The data around summer learning loss are clear. Students, especially low-income students without access to enriching activities stand to lose meaningful knowledge and skills in the eight weeks each year that they’re away from instruction. Given how popular it is to claim to be data driven, why aren’t more states acting on this data? Equally in vogue is decrying how an industrial model of schools isn’t fit to produce 21st century thinkers for a globalized economy. Yet the status quo on summer vacation don’t match up to either data-driven decision-making or the urge to bring our system in line with its global competitors.
Why do we remain in love with a 10-week hiatus from instruction? Is it too big of a logistical nightmare to shorten the summer break?"
Options for summer vacation abound, and many of the countries cited as high academic performers have significantly shorter summer vacations than the standard 9-10 weeks in the United States. In Germany, summer vacation is six weeks long, with 2-3 week breaks spread throughout the year. Australia, similarly, has two six week breaks, and two two-week breaks. Singapore’s breaks consist of a week in March, the month of June, a week in September, and seven weeks between November and January.
To be clear, I’m not necessarily arguing for more school time. Research suggests that the number of days doesn’t correlate with better student outcomes. Rather, I think that shorter 2-4 week breaks, spread throughout the year, would give students a balance of time to rest, reflect, and experience enriching activities without the potential harm of undoing the work of the rest of the school year.
‘Cultural Attachments’
So why do we remain in love with a 10-week hiatus from instruction? Is it too big of a logistical nightmare to shorten the summer break? Are the travel and summer camp lobbies (yes, there is a summer camp lobby) too powerful to be messed with? Do we worry about kids sweltering in schools without air conditioning? These reasons partly explain it, but I would offer three more.
The first is our cultural attachment to summer vacation. In a democracy, data and global competition can influence policy, but emotion will determine what’s in voters’ hearts, and perhaps adult nostalgia is a big factor here.
Secondly, I think that changing summer vacation may just be too simple of an answer. Complicated solutions are popular.
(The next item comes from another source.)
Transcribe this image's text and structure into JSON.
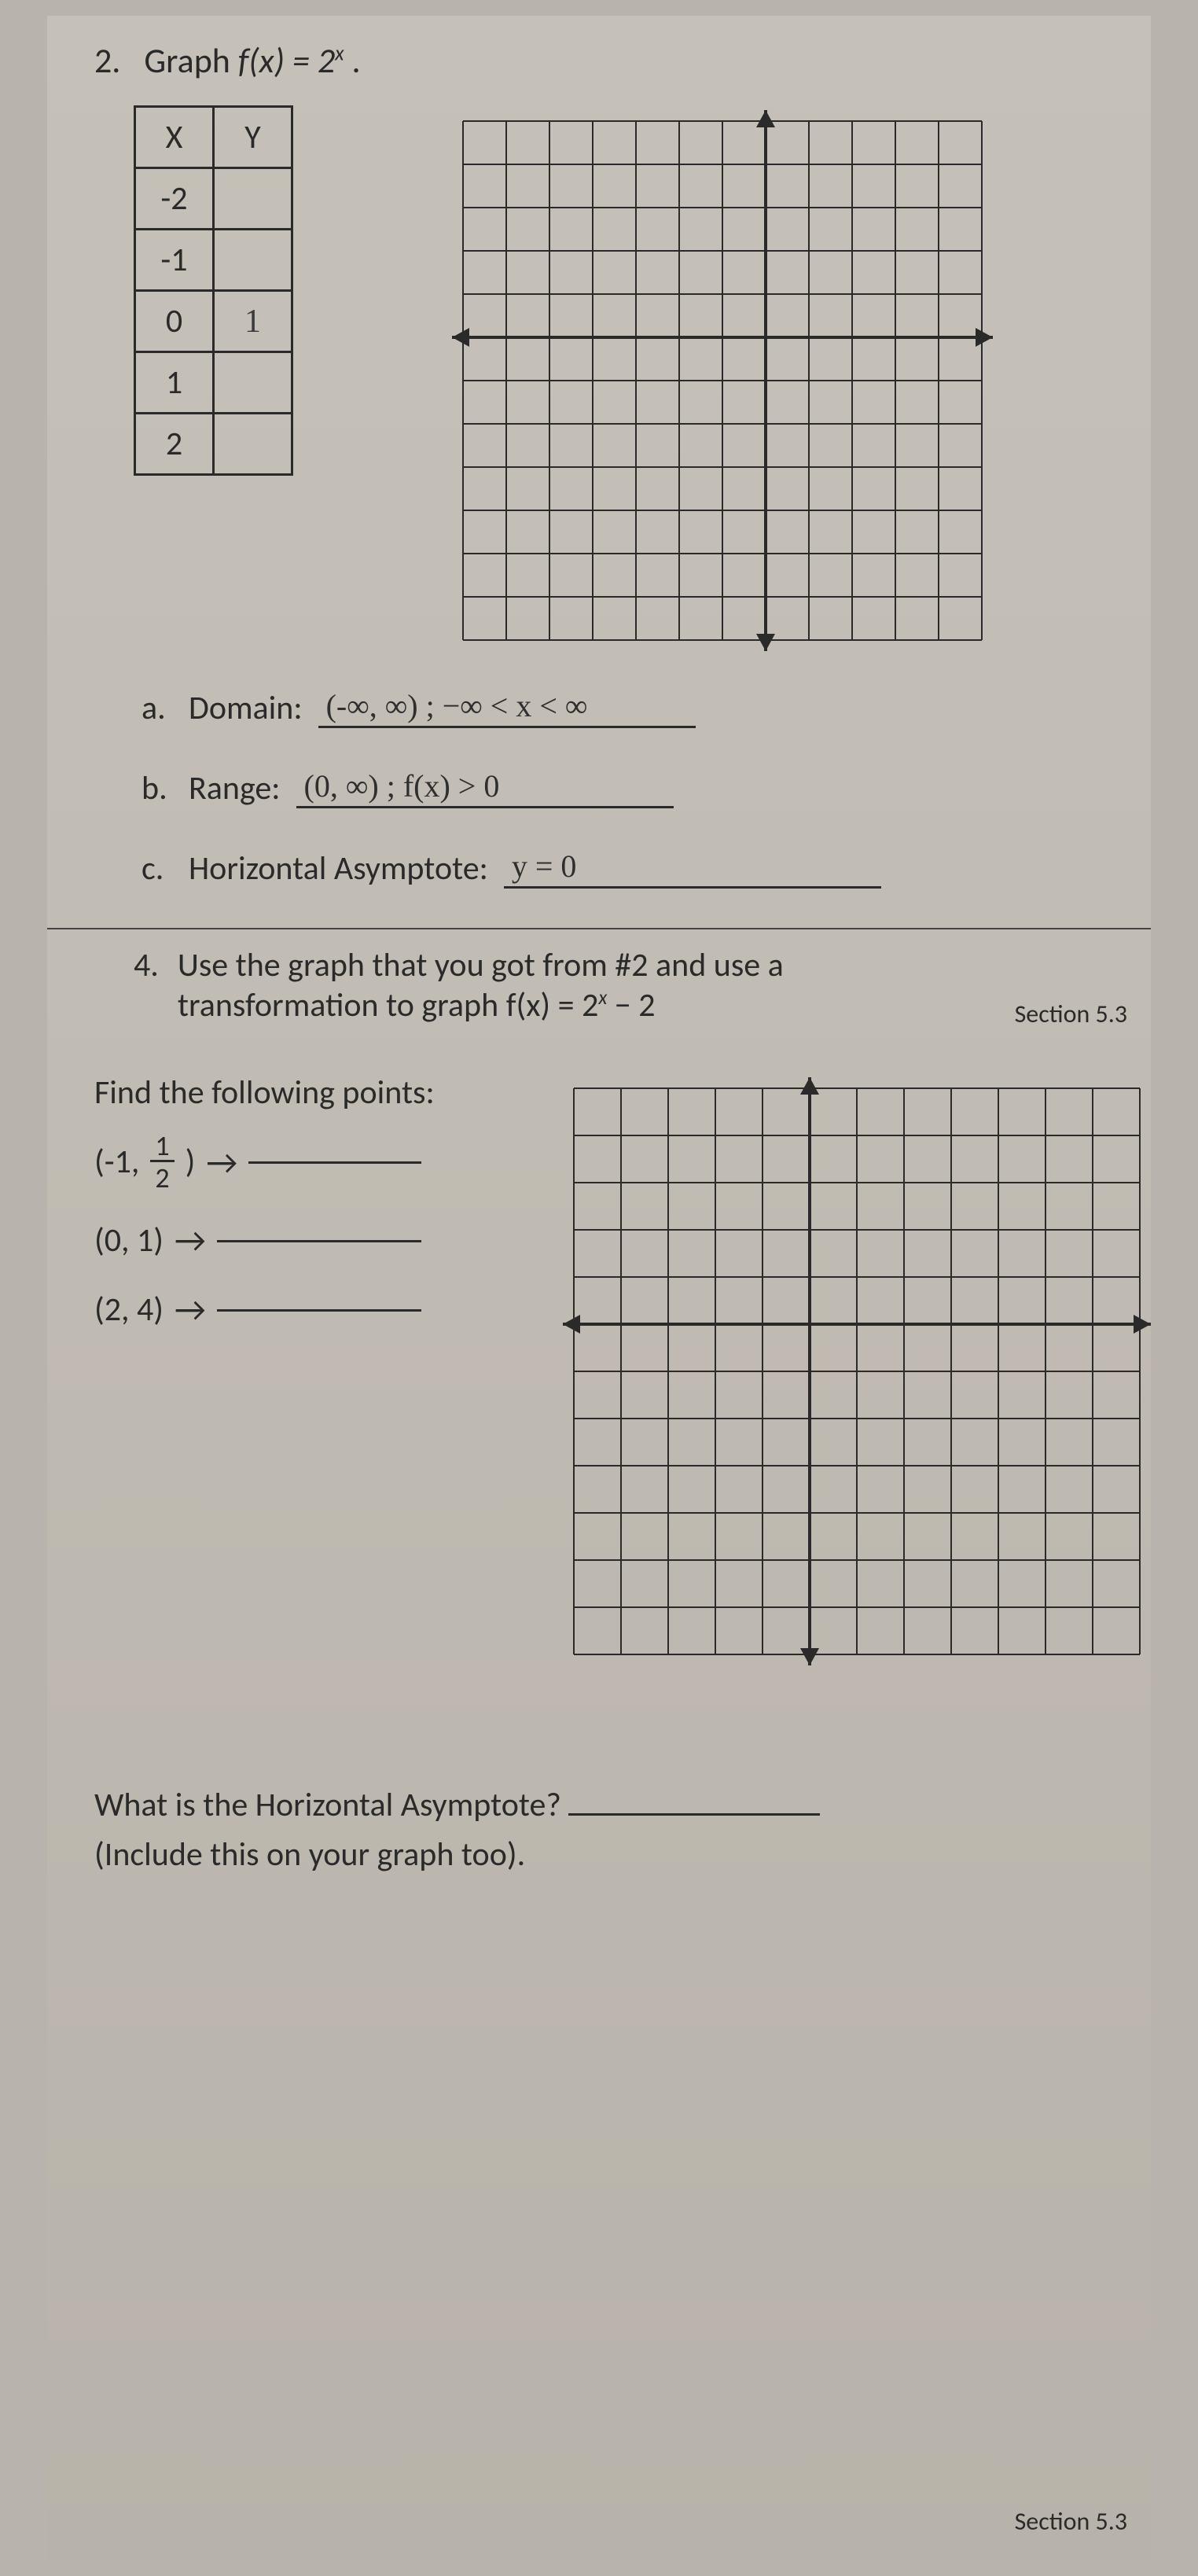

You essentially have to have a PhD to understand the math behind value-added models for teacher evaluation, while the makers of the new standardized tests praise their complexity to justify their multi-million dollar government contracts.
Third, I think that we have chosen to embrace policies that put the hardest work of improving outcomes mostly on the adults working in schools, rather than on the students and families that are the greater proportion of school communities. On one hand, this makes sense. Higher standards and more accountability for teachers and school leaders is an important part of the solution. On the other hand, it’s the easy way out to make teachers the ones who disproportionately feel the brunt of education policy changes. Asking ordinary families to make substantial changes is a much tougher sell.
The Obama administration’s Race to the Top competition stood a good chance of upending the educational status quo. Teacher tenure, evaluation, and school standards, once seemingly set in stone, have been challenged in surprising ways over the past five years. But the federal government did this by essentially picking the policies that they felt would benefit America’s schools the most, then rewarded districts based on their promises to implement the pre-approved reforms. In education policy, the federal government clearly wanted to set the tone and establish which reforms would dominate the conversation.
With summer vacation left out of the mix of RTT reforms, even pundits and bloggers have been largely silent on the topic in recent years. Changing the school calendar is one of many potential reforms that could have big positive impacts for our students. However, our conversation about solutions has been limited, not expanded by the way RTT attaches dollars to specific changes.
When I ask my students to solve problems in class, I want them to be relentless, resourceful, creative, and rational. I welcome their attempts to bring all reasonable solutions to the table when they’re attacking problems. I think by starting a conversation around summer vacation, our national dialogue can model these traits for our children.